Mission participants also heard from the special commission whose grim task it is to try to determine if individual captives are dead or alive in Gaza.
And they talked with evacuees who have made the difficult decision to stay longer in their temporary quarters because they don’t feel safe going home yet.
“These are new angles we weren’t looking at two or three months ago,” he said. “It is a new reality.”
Rabbi Kirshner, who writes an Israeli dining blog titled “2 Plate Solution,” noticed that many stores and eateries have gone out of business since his last visit, including one of his favorite restaurants.
He made all these observations in the company of seven congregants.

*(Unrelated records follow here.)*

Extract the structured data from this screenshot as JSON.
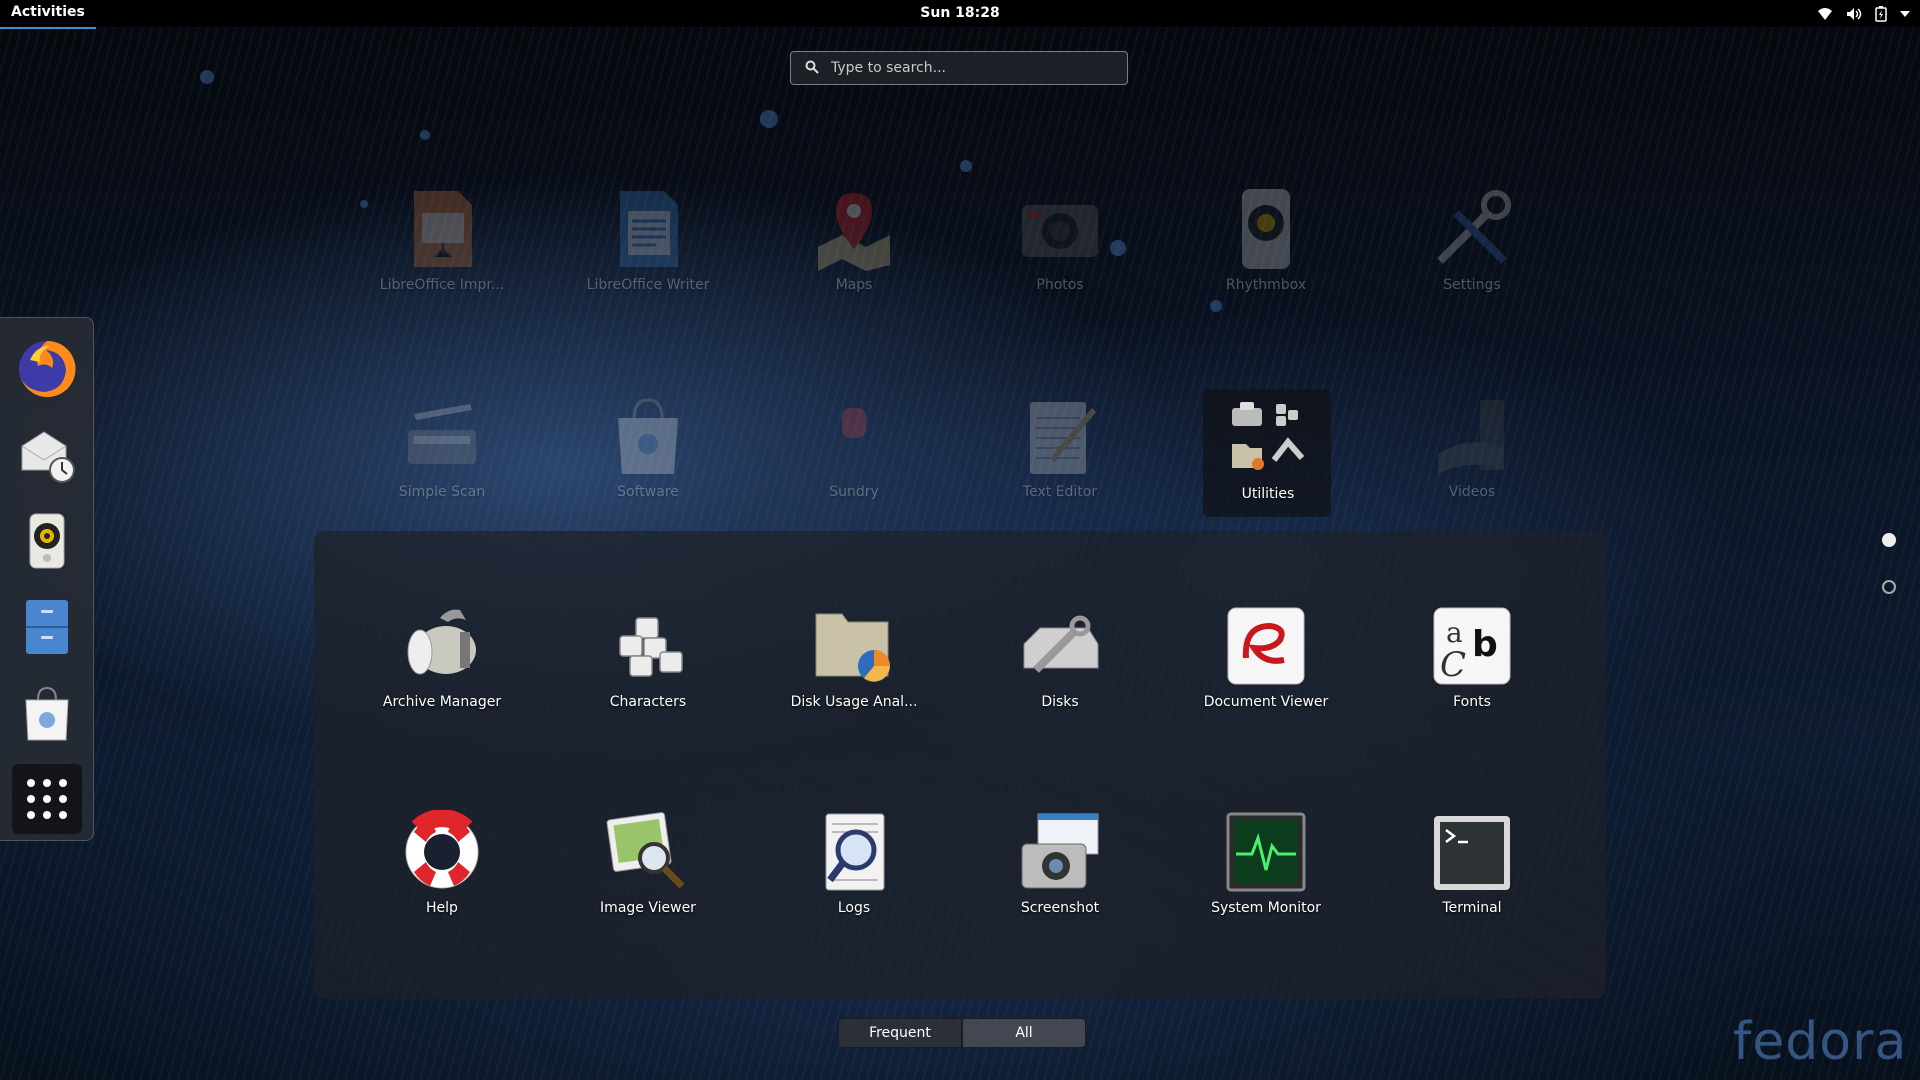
{
  "topbar": {
    "activities": "Activities",
    "clock": "Sun 18:28"
  },
  "tray_icons": [
    "wifi-icon",
    "volume-icon",
    "battery-icon",
    "menu-arrow-icon"
  ],
  "search": {
    "placeholder": "Type to search..."
  },
  "dash": {
    "items": [
      {
        "name": "Firefox",
        "icon": "firefox-icon"
      },
      {
        "name": "Evolution",
        "icon": "mail-clock-icon"
      },
      {
        "name": "Rhythmbox",
        "icon": "speaker-icon"
      },
      {
        "name": "Files",
        "icon": "file-cabinet-icon"
      },
      {
        "name": "Software",
        "icon": "shopping-bag-icon"
      },
      {
        "name": "Show Applications",
        "icon": "app-grid-icon"
      }
    ]
  },
  "apps_row1": [
    {
      "label": "LibreOffice Impr..."
    },
    {
      "label": "LibreOffice Writer"
    },
    {
      "label": "Maps"
    },
    {
      "label": "Photos"
    },
    {
      "label": "Rhythmbox"
    },
    {
      "label": "Settings"
    }
  ],
  "apps_row2": [
    {
      "label": "Simple Scan"
    },
    {
      "label": "Software"
    },
    {
      "label": "Sundry"
    },
    {
      "label": "Text Editor"
    },
    {
      "label": "Utilities"
    },
    {
      "label": "Videos"
    }
  ],
  "folder": {
    "name": "Utilities",
    "apps": [
      {
        "label": "Archive Manager"
      },
      {
        "label": "Characters"
      },
      {
        "label": "Disk Usage Anal..."
      },
      {
        "label": "Disks"
      },
      {
        "label": "Document Viewer"
      },
      {
        "label": "Fonts"
      },
      {
        "label": "Help"
      },
      {
        "label": "Image Viewer"
      },
      {
        "label": "Logs"
      },
      {
        "label": "Screenshot"
      },
      {
        "label": "System Monitor"
      },
      {
        "label": "Terminal"
      }
    ]
  },
  "view_switch": {
    "frequent": "Frequent",
    "all": "All",
    "active": "All"
  },
  "pages": {
    "count": 2,
    "current": 1
  },
  "branding": {
    "text": "fedora"
  },
  "colors": {
    "accent": "#3a8fd8",
    "panel": "#000000"
  }
}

While most of the 10 rabbis on the mission brought along lay leaders from their congregations, Temple Emanu-El had the largest contingent, consisting of Daniel Herz, Dr. Eric Morgenstern, Arlene Slan, Dr. Sharon Scherl, Robin Rogers, Susan Heidenberg, and Amy Zagin.
“Some were coming for the first time since October 7, but even for those of us who’ve been here before, the cracking of shattered glass under our feet while walking through Kfar Aza or Nir Oz” — two of the destroyed Gaza border kibbutzim — “still sent shivers up the spine,” Rabbi Kirshner said.

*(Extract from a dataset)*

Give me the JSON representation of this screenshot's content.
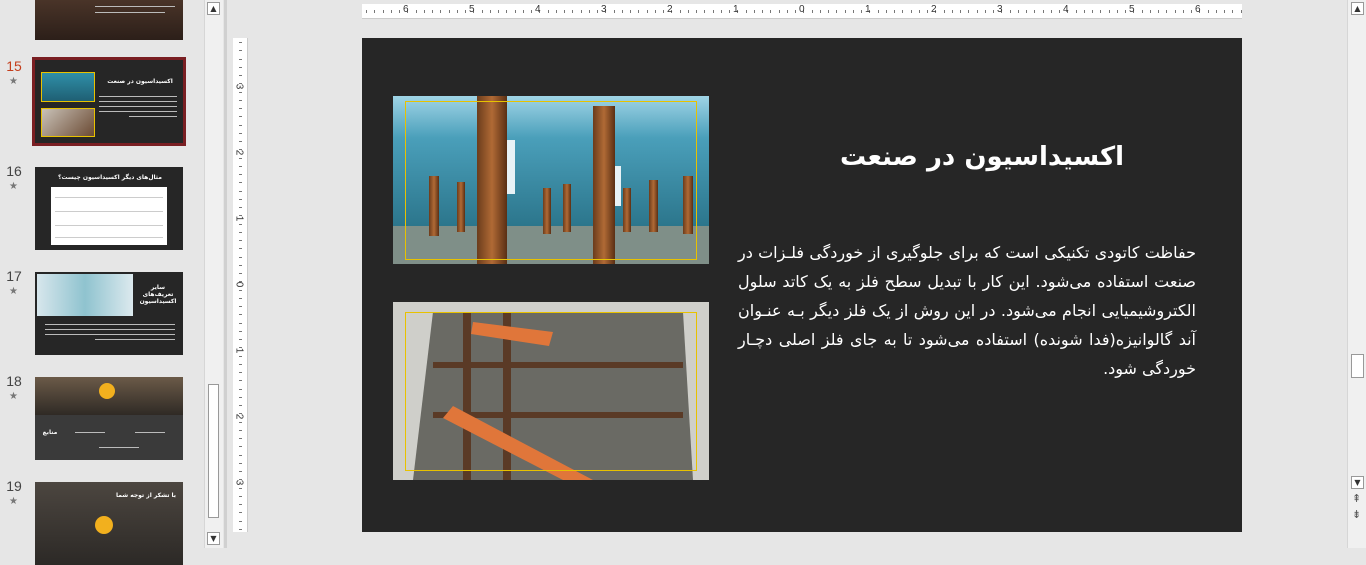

Temple Emanu-El raised $2.1 million for Israel between October 8 and December 31, he noted. More than $200,000 of that amount is earmarked for emergency medical groups. He said that his decision to join the inaugural AFMDA Rabbinic Advisory Council was a no-brainer.
“When it comes to MDA and other organizations like it, it’s not about left or right, pro- or anti-Bibi or pro- or anti-ceasefire, it’s simply about the important Jewish value of saving and preserving life,” he added.
Temple Emanu-El will run a blood drive in cooperation with partners equipped to ship the blood to MDA in Israel, Rabbi Kirshner said. Other initiatives in support of MDA will likely follow. “Our synagogue wants to deepen our connections and be helpful in every thoughtful way we can,” he said.
“If we’re the same people on April 6 as we were on October 6, then the lessons of October 7 have no application. This has to be something that changes the Jewish people. I don’t want us to go back the old normal.”
This is one reason he’s brought congregants with him on four of his five trips to Israel over the past six months.
Even as Rabbi Kirshner was heading back to New Jersey, 24 young leaders from Temple Emanu-El, from 25 to 36 years old, were arriving in Israel for a five-day mission. Another trip is planned after Passover.
“As painful as it is to see places like Kibbutz Be’eri and Kibbutz Nahal Oz, it is satisfying to watch our congregants develop an appetite for Zionism, connect with the land, and become more muscular in their Jewish identity,” Rabbi Kirshner said. “That’s the reward of coming back.”